Dungeons & Dragons adventure module

The Gauntlet is an adventure module for the Dungeons & Dragons fantasy role-playing game, set in the World of Greyhawk campaign setting.

==Plot summary==

The Gauntlet is an adventure in which the player characters are instructed by a magical glove to seek its evil mate, which is worn by an ogrillon residing in the Keep of Adlerweg.

==Publication history==
UK3 The Gauntlet is a 32-page book with an outer folder that was written by Graeme Morris and published by TSR, Inc. in 1984 for the first edition Advanced Dungeons & Dragons rules. The adventure is the second of two modules in the "Adlerweg" series, the sequel to UK2 The Sentinel.

==Reception==

Chris Hunter reviewed The Gauntlet together with UK2 in Imagine magazine, giving it a positive review. Calling UK3 "even better than its predecessor", Hunter noted that the module contains "extremely well detailed" information on the defenses of Adlerweg Keep. His only concern was over an encounter featuring over "180 assorted creatures" that could create difficulties for the DM as the party is split into two or even three groups simultaneously. However, he felt the guidelines and battle plan for this encounter are excellent. Hunter also thought the final confrontation "can prove deadly", pointing out that in his test three out of seven characters died. Although he would not recommend the module for novice DMs, Hunter concluded the review by saying: "UK2 is good, UK3 is very good and together [...] they are excellent."

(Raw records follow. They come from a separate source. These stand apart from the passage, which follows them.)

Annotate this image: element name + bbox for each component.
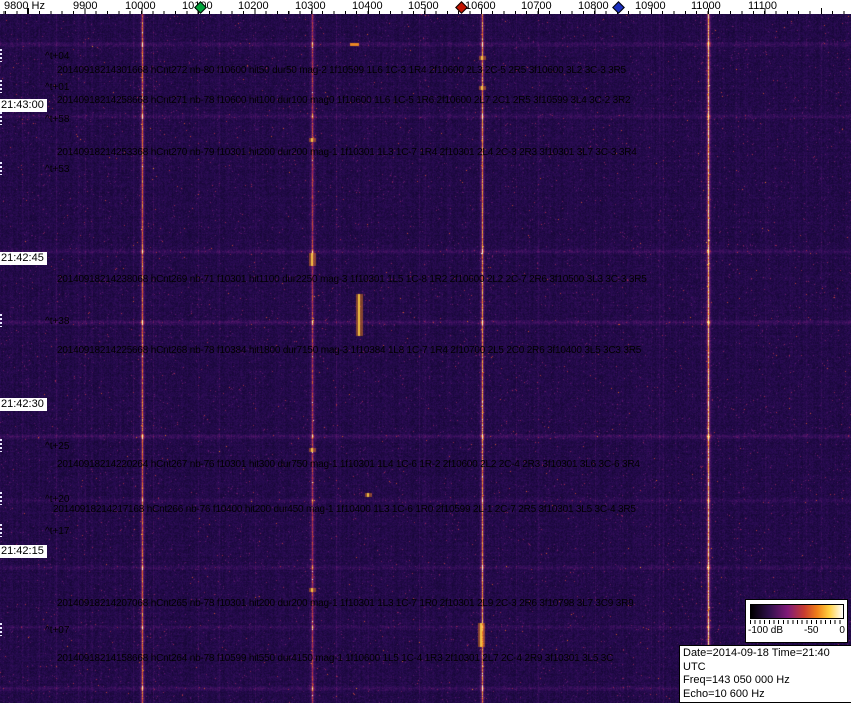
freq-axis-label: 10300 xyxy=(295,0,326,13)
freq-axis-label: 10400 xyxy=(352,0,383,13)
freq-axis-label: 10000 xyxy=(125,0,156,13)
info-date-time: Date=2014-09-18 Time=21:40 UTC xyxy=(683,647,851,674)
freq-axis-label: 10800 xyxy=(578,0,609,13)
freq-axis-label: 9800 Hz xyxy=(4,0,45,13)
freq-axis-label: 11000 xyxy=(691,0,721,13)
colorbar-max-label: 0 xyxy=(839,625,845,636)
spectrogram-app: 9800 Hz990010000101001020010300104001050… xyxy=(0,0,851,703)
freq-axis-label: 10600 xyxy=(465,0,496,13)
freq-axis-label: 11100 xyxy=(748,0,777,13)
freq-axis-label: 10700 xyxy=(521,0,552,13)
info-echo-frequency: Echo=10 600 Hz xyxy=(683,688,851,702)
colorbar-labels: -100 dB -50 0 xyxy=(748,625,845,636)
colorbar: -100 dB -50 0 xyxy=(745,599,848,643)
info-frequency: Freq=143 050 000 Hz xyxy=(683,674,851,688)
colorbar-mid-label: -50 xyxy=(804,625,818,636)
info-box: Date=2014-09-18 Time=21:40 UTC Freq=143 … xyxy=(679,645,851,703)
frequency-axis: 9800 Hz990010000101001020010300104001050… xyxy=(0,0,851,14)
colorbar-ticks xyxy=(750,620,844,624)
spectrogram-canvas xyxy=(0,14,851,703)
freq-axis-label: 10900 xyxy=(635,0,666,13)
freq-axis-label: 9900 xyxy=(73,0,97,13)
colorbar-min-label: -100 dB xyxy=(748,625,783,636)
freq-axis-label: 10500 xyxy=(408,0,439,13)
colorbar-gradient xyxy=(750,604,844,619)
freq-axis-label: 10200 xyxy=(238,0,269,13)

Receiving 7 out of 10 overall, the module received a fairly positive review from Graham Staplehurst in issue 60 of White Dwarf magazine. Staplehurst criticised the module's cover art as "feeble", but felt that The Sentinel and The Gauntlet are "well thought out enough and certainly provide several sessions' worth of intriguing play for experienced and novice players. Staplehurst felt "The Gauntlet" was more "restricted in scope" than the first part of the series, and disliked its linear and directed play, commenting that he "found the amount of channelling and character manipulation off-putting and at times frustrating". He found that some encounters were deadlier than those in The Sentinel and not avoidable by good gameplay, leading to too much hack-and-slay adventure in the early stages. Staplehurst felt that all professionally produced adventure scenarios had an excessive amount of magic and treasure, and this one was no exception, but concluded that "the adventure was neatly planned and a tribute to the 'logical' scenario.

Lawrence Schick, in his 1991 book Heroic Worlds, said of the characters being led to the ogrillon: "That's what happens when you let garments tell you what to do."